Although he managed to hang on, another Allied failure, this time to discharge military defense and assistance obligations to Poland following its invasion by Germany, brought matters to a head. Inadequate home island defense preparations, the extent of Britain’s commitment to France in the form of the British Expeditionary Force (BEF) and, ultimately, the German assault in the West led to a crisis in confidence in Chamberlain’s ability to lead Britain.

There were other candidates available to assume the Prime Minister’s position yet each declined, was insufficiently experienced or simply had too much baggage, as did Churchill, to be considered. Even after assuming the position, there was a measure of uncertainty as to his capability and fortitude even to develop an effective war policy and strategy as defensive preparations continued apace.

Kelly quite capably describes the behind-the-scenes action of the decisions made by Churchill to motivate and lead the British people in spite of his own doubts sometimes. Indeed, as it turned out, he was prescient in declaring that Britain could only survive by winning the upcoming Battle of Britain between the contending air forces. Meanwhile, he also had to balance his commitment to the French even as he attempted, initially unsuccessfully, to persuade FDR and the United States to send aid and become what was eventually the Arsenal of Democracy.

Not strictly a book of military history, the German campaign against the French and the BEF, including the miraculous evacuation at Dunkirk, is described with respect to the influence it had on Churchill’s thinking as well as the French collapse and defeat.
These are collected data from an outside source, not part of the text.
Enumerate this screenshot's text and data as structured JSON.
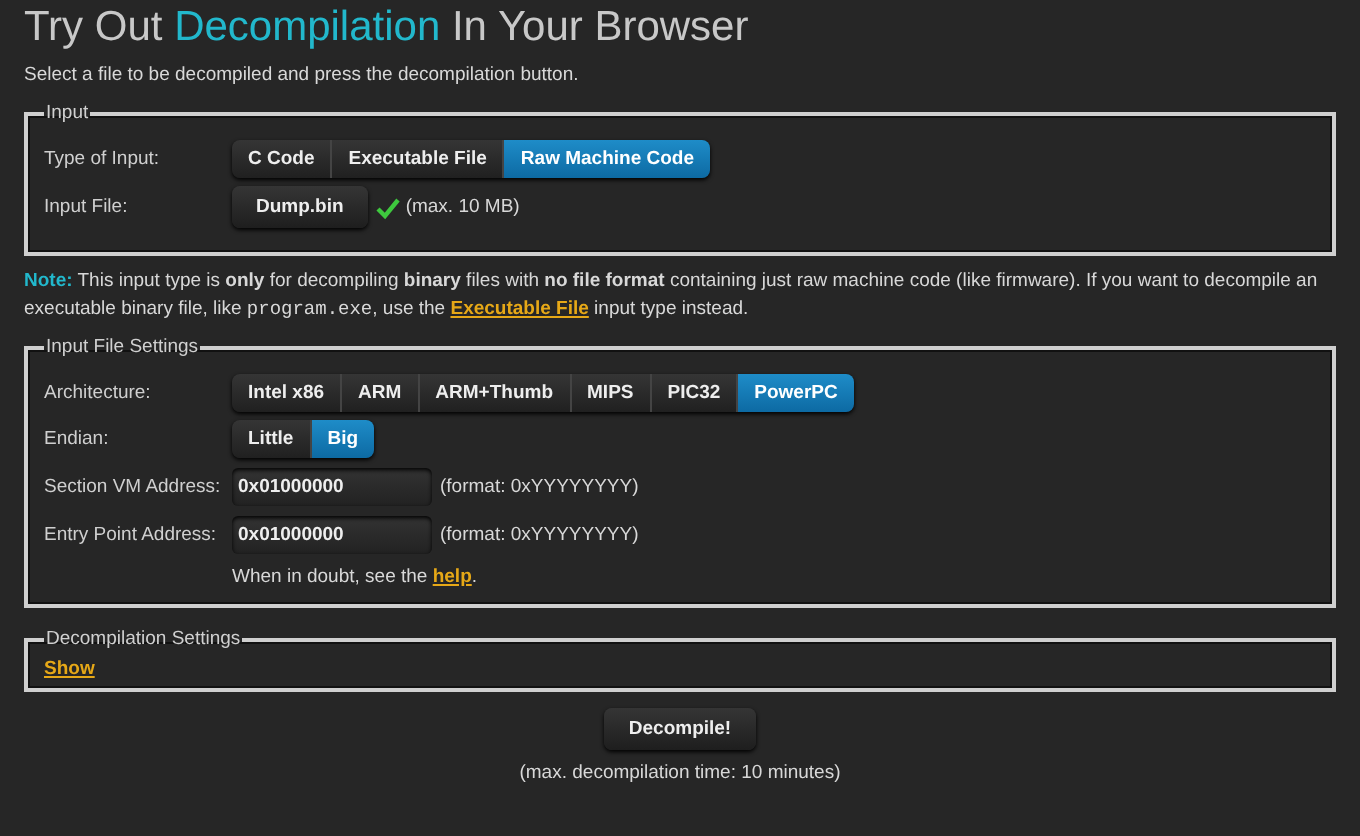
{
  "title": {
    "before": "Try Out ",
    "highlight": "Decompilation",
    "after": " In Your Browser"
  },
  "intro": "Select a file to be decompiled and press the decompilation button.",
  "input": {
    "legend": "Input",
    "type_label": "Type of Input:",
    "types": [
      {
        "label": "C Code",
        "selected": false
      },
      {
        "label": "Executable File",
        "selected": false
      },
      {
        "label": "Raw Machine Code",
        "selected": true
      }
    ],
    "file_label": "Input File:",
    "file_button": "Dump.bin",
    "file_ok": true,
    "file_note": "(max. 10 MB)"
  },
  "note": [
    {
      "kind": "label",
      "text": "Note:"
    },
    {
      "kind": "text",
      "text": " This input type is "
    },
    {
      "kind": "bold",
      "text": "only"
    },
    {
      "kind": "text",
      "text": " for decompiling "
    },
    {
      "kind": "bold",
      "text": "binary"
    },
    {
      "kind": "text",
      "text": " files with "
    },
    {
      "kind": "bold",
      "text": "no file format"
    },
    {
      "kind": "text",
      "text": " containing just raw machine code (like firmware). If you want to decompile an executable binary file, like "
    },
    {
      "kind": "code",
      "text": "program.exe"
    },
    {
      "kind": "text",
      "text": ", use the "
    },
    {
      "kind": "link",
      "text": "Executable File"
    },
    {
      "kind": "text",
      "text": " input type instead."
    }
  ],
  "settings": {
    "legend": "Input File Settings",
    "arch_label": "Architecture:",
    "architectures": [
      {
        "label": "Intel x86",
        "selected": false
      },
      {
        "label": "ARM",
        "selected": false
      },
      {
        "label": "ARM+Thumb",
        "selected": false
      },
      {
        "label": "MIPS",
        "selected": false
      },
      {
        "label": "PIC32",
        "selected": false
      },
      {
        "label": "PowerPC",
        "selected": true
      }
    ],
    "endian_label": "Endian:",
    "endians": [
      {
        "label": "Little",
        "selected": false
      },
      {
        "label": "Big",
        "selected": true
      }
    ],
    "fields": [
      {
        "label": "Section VM Address:",
        "value": "0x01000000",
        "hint": "(format: 0xYYYYYYYY)"
      },
      {
        "label": "Entry Point Address:",
        "value": "0x01000000",
        "hint": "(format: 0xYYYYYYYY)"
      }
    ],
    "help_text": "When in doubt, see the ",
    "help_link": "help",
    "help_end": "."
  },
  "decompilation_settings": {
    "legend": "Decompilation Settings",
    "link": "Show"
  },
  "decompile_button": "Decompile!",
  "time_note": "(max. decompilation time: 10 minutes)"
}
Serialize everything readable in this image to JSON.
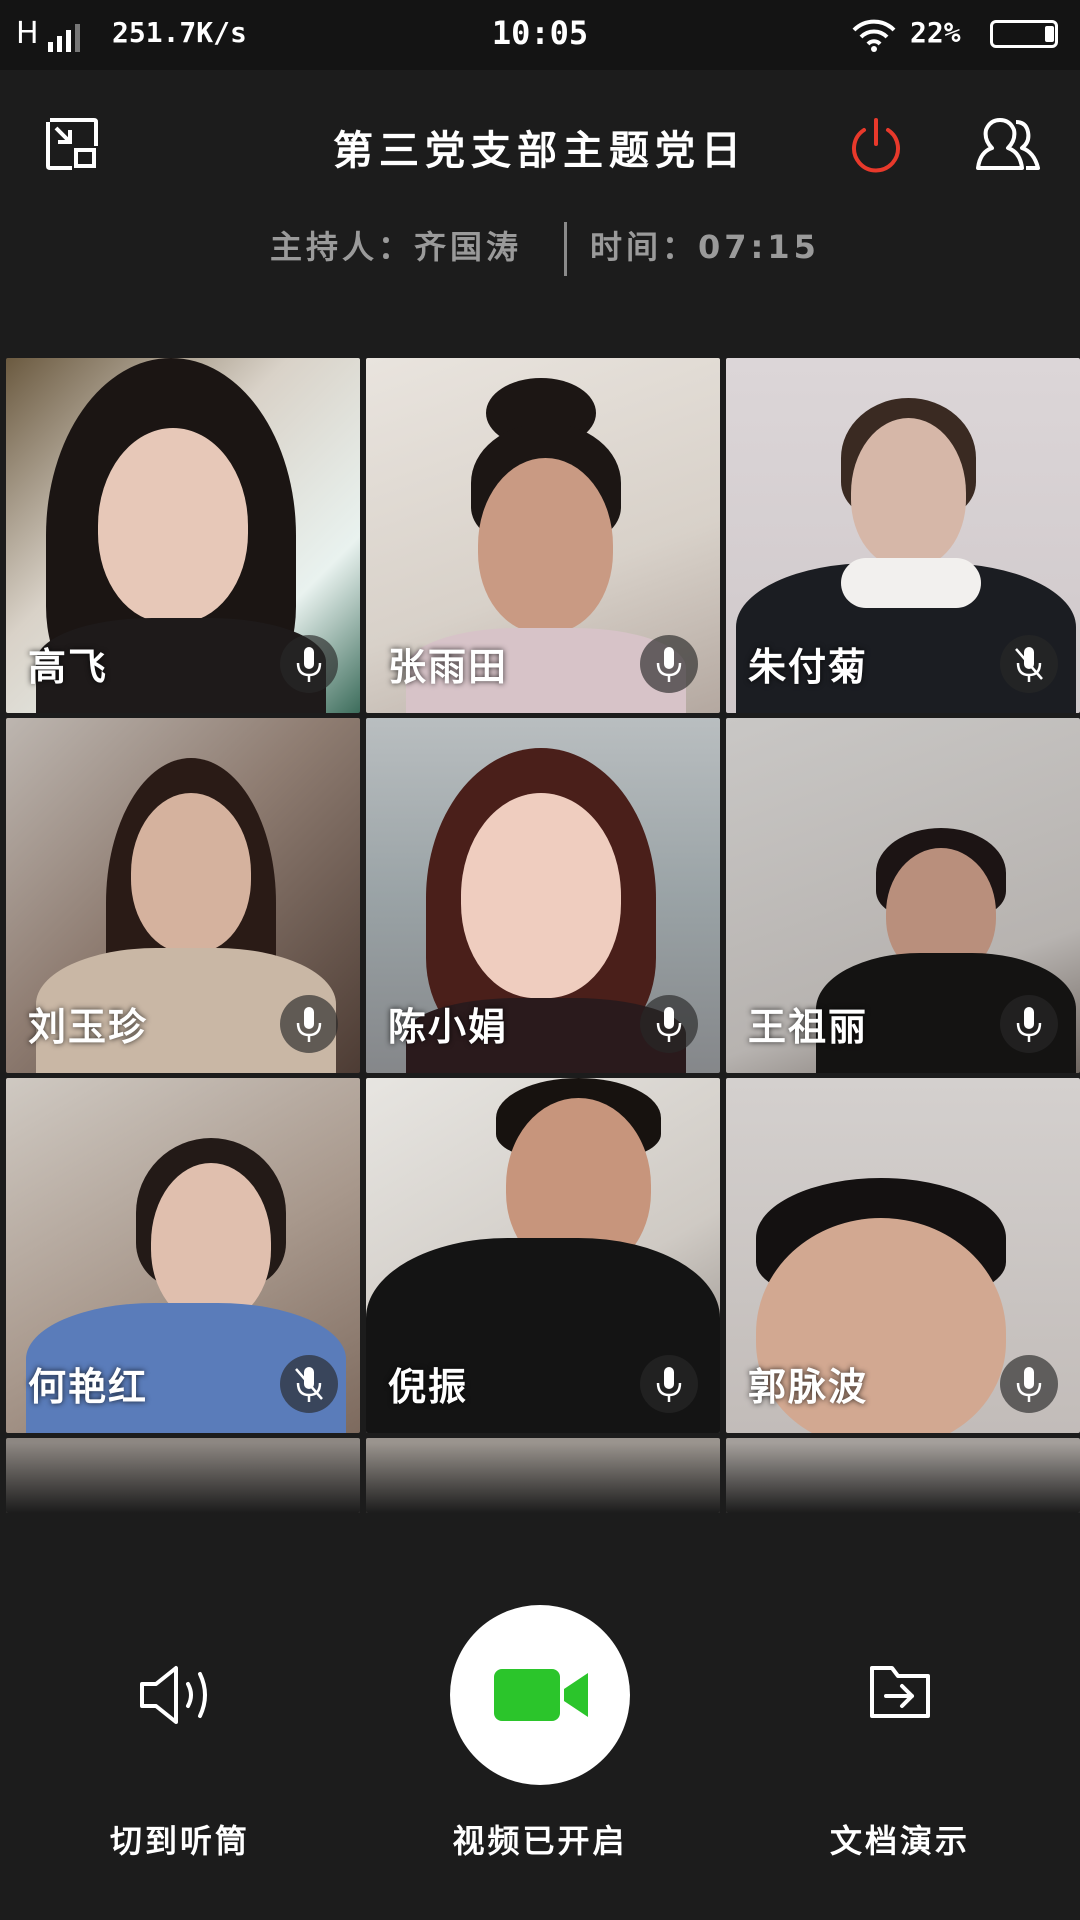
{
  "status_bar": {
    "network": "H",
    "speed": "251.7K/s",
    "time": "10:05",
    "battery": "22%"
  },
  "header": {
    "title": "第三党支部主题党日",
    "host": "主持人：齐国涛",
    "elapsed": "时间：07:15"
  },
  "participants": [
    {
      "name": "高飞",
      "mic": "on"
    },
    {
      "name": "张雨田",
      "mic": "on"
    },
    {
      "name": "朱付菊",
      "mic": "muted"
    },
    {
      "name": "刘玉珍",
      "mic": "on"
    },
    {
      "name": "陈小娟",
      "mic": "on"
    },
    {
      "name": "王祖丽",
      "mic": "on"
    },
    {
      "name": "何艳红",
      "mic": "muted"
    },
    {
      "name": "倪振",
      "mic": "on"
    },
    {
      "name": "郭脉波",
      "mic": "on"
    }
  ],
  "controls": {
    "earpiece_label": "切到听筒",
    "video_label": "视频已开启",
    "doc_label": "文档演示"
  },
  "colors": {
    "background": "#1c1c1c",
    "power_red": "#e8392b",
    "video_green": "#2bc52b"
  },
  "icons": [
    "shrink-window-icon",
    "power-icon",
    "participants-icon",
    "speaker-icon",
    "video-camera-icon",
    "folder-share-icon",
    "microphone-icon",
    "microphone-muted-icon"
  ]
}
Complicating the latter was the “no separate peace” clause in effect between the two nations and the decision on the part of Great Britain to go it alone.

In the end, it was Churchill’s personal fortitude, indomitable spirit and, yes, his well-known eloquence which most influenced the British public. His decision to see the war through and not come to terms with Germany which would jeopardize Great Britain’s independence and sovereignty could be seen perhaps as foolhardy yet also the courage of one’s convictions.

Inasmuch as this is well-written narrative political history, it does not necessarily meet the complete test for such. Surprisingly, there is no bibliography and the notes for each chapter pertain to the page of the text where such quotation or information is found, notwithstanding the author’s extensive research. There are no maps which could have provided some modicum of geographical context. However, there is a photographic section which contains some familiar period photographs as well as some not so well-known.

Considering the monumental importance to world history and the 20th century of the decision, and its ultimate vindication, to fight the Germans when Britain stood alone, this story is a profile in courage of Winston Churchill.